Così, infatti, si è espresso il titolare di Viale Trastevere incontrando nei giorni scorsi il coordinamento nazionale delle Consulte studentesche, ribadendo la necessità di collaborazione e di un confronto stabile con la componente degli studenti: “Va costruita insieme – ha detto tra l’altro il Ministro – quella nuova scuola che voi dovete poter frequentare e che deve poter frequentare chi verrà dopo di voi”.
In una nota il Ministero precisa che i rappresentanti degli studenti hanno elencato i temi su cui intendono confrontarsi. Tra questi ci sono naturalmente gli Esami di Stato, “ma anche l’insegnamento dell’Educazione civica e di quella ambientale, lo sport, la riforma dell’Istruzione tecnica e professionale”. Non è mancato l’accenno al Pnrr, ai temi dell’orientamento, della valorizzazione dei territori, anche attraverso eventi dedicati.
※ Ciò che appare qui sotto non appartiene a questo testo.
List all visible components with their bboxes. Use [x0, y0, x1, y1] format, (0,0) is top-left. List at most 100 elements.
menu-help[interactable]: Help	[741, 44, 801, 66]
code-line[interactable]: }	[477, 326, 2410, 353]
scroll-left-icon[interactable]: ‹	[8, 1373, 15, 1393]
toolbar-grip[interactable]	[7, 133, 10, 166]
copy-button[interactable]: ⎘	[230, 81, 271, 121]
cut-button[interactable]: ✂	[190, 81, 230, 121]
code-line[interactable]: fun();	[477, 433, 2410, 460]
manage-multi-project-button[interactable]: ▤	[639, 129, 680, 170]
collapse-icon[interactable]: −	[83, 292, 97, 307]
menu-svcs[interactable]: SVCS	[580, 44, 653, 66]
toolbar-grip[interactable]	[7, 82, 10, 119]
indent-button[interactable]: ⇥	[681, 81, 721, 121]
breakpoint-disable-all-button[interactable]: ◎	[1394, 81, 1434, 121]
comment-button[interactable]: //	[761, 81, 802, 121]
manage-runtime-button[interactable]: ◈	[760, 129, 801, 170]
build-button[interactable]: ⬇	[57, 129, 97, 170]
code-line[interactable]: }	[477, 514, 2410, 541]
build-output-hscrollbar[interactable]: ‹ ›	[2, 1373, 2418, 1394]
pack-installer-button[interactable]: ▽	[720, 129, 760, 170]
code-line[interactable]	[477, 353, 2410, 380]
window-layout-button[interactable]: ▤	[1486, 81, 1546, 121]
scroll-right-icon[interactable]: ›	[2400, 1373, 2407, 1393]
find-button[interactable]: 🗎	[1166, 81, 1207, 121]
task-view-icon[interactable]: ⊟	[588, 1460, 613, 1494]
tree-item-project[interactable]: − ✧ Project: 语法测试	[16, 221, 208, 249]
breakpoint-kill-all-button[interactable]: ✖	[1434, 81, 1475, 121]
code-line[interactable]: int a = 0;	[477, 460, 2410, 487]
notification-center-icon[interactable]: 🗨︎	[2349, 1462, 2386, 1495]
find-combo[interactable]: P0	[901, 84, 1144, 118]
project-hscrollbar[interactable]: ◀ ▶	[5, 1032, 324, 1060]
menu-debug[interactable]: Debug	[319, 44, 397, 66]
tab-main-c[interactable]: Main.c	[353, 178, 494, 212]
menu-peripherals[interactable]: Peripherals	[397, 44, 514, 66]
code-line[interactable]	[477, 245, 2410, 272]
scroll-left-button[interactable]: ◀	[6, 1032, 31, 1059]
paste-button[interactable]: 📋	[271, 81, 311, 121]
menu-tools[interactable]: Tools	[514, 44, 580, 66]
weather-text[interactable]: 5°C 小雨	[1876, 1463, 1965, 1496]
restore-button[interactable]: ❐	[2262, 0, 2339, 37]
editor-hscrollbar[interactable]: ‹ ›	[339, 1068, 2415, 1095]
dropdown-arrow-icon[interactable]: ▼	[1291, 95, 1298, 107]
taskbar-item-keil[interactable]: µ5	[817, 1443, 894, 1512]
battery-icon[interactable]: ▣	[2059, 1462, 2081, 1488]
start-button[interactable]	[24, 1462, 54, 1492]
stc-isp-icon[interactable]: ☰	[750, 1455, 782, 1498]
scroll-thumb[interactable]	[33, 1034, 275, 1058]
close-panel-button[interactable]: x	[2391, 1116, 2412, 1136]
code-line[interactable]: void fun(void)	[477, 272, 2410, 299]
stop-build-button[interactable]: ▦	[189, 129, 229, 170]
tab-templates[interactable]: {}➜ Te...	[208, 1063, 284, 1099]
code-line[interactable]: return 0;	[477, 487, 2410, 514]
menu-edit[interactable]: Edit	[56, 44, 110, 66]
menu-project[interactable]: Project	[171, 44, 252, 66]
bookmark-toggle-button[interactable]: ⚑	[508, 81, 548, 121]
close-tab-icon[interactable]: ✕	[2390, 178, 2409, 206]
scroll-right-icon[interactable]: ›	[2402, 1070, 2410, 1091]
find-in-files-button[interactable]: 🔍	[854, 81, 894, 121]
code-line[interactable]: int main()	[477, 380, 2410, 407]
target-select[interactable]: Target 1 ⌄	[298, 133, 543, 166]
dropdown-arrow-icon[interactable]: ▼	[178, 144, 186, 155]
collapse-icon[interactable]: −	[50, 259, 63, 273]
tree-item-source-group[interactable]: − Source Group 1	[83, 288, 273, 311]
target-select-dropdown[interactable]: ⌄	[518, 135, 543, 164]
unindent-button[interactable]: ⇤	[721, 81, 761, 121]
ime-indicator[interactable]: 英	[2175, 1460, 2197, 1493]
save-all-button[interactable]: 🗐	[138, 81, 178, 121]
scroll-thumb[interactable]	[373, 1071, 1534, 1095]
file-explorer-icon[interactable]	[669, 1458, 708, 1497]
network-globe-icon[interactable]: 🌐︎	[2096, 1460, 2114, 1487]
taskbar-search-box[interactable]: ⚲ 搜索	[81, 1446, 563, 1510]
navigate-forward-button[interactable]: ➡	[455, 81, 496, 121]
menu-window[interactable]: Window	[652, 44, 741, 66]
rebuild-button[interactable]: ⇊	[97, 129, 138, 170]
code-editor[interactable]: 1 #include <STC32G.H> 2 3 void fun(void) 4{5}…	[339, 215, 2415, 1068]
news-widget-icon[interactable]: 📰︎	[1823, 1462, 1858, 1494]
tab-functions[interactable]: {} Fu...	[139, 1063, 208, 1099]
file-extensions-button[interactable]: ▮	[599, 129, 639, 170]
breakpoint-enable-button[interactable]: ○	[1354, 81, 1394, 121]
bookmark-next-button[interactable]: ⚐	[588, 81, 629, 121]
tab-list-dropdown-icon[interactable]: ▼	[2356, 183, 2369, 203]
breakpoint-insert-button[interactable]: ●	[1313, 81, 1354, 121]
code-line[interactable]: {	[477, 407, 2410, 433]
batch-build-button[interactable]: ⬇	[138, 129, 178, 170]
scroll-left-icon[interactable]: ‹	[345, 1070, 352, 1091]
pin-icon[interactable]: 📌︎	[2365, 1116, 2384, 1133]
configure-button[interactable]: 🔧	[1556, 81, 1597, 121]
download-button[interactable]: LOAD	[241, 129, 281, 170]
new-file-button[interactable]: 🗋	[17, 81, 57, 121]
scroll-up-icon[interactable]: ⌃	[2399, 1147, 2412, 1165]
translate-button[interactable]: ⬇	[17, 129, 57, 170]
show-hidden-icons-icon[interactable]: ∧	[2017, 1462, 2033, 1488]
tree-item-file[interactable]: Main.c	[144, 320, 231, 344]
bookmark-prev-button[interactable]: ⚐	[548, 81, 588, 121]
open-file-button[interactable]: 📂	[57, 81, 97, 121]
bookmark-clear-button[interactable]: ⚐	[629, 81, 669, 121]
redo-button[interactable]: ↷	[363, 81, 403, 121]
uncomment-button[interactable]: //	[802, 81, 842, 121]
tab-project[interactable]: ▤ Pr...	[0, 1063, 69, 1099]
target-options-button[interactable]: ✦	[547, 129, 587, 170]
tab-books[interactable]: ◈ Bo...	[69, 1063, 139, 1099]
In particolare, a proposito degli esami – sullo sfondo la contestazione per la maturità – Bianchi ha spiegato le ragioni che hanno portato a rivedere le procedure, con la reintroduzione della seconda prova. “Non dobbiamo avere paura di tornare progressivamente verso la normalità. Una nuova normalità”, ha detto il Ministro, accennando a una prospettiva di “revisione complessiva del sistema” e di “scuola nuova”, di cui “c’è urgente bisogno”.
Cosa voglia dire “scuola nuova” è facile che ciascuno lo interpreti diversamente. Alcuni punti fermi però si potrebbero cercare, magari ricordando le lezioni del passato. Il primo resta la centralità degli studenti: la scuola è per loro, per aiutarli a crescere e diventare protagonisti del mondo che li circonda. La scuola, con le sue proprietà specifiche, aiuta la famiglia in quel compito (“dovere e diritto”) affidatole dalla Costituzione di “istruire e educare” i figli. Cosa ne viene anzitutto? La necessità di una partecipazione/collaborazione scuola/famiglia, a dire il vero oggi sempre più difficile. Ma anche la necessità di una istituzione davvero inclusiva, che accolga tutti e permetta a ciascuno di sviluppare le proprie capacità.
Si potrebbe, a partire da questa cornice, entrare in tanti dettagli del quadro che ha senz’altro ha un alto grado di complessità. Per questo, una volta di più, la ricerca di “fare insieme”, cercare soluzioni condivise, dialogare e confrontarsi – dalle stanze di Viale Trastevere alle aule e anche alle piazze delle proteste – è un’esigenza imprescindibile. Sarebbe davvero il primo passo per la “scuola nuova”.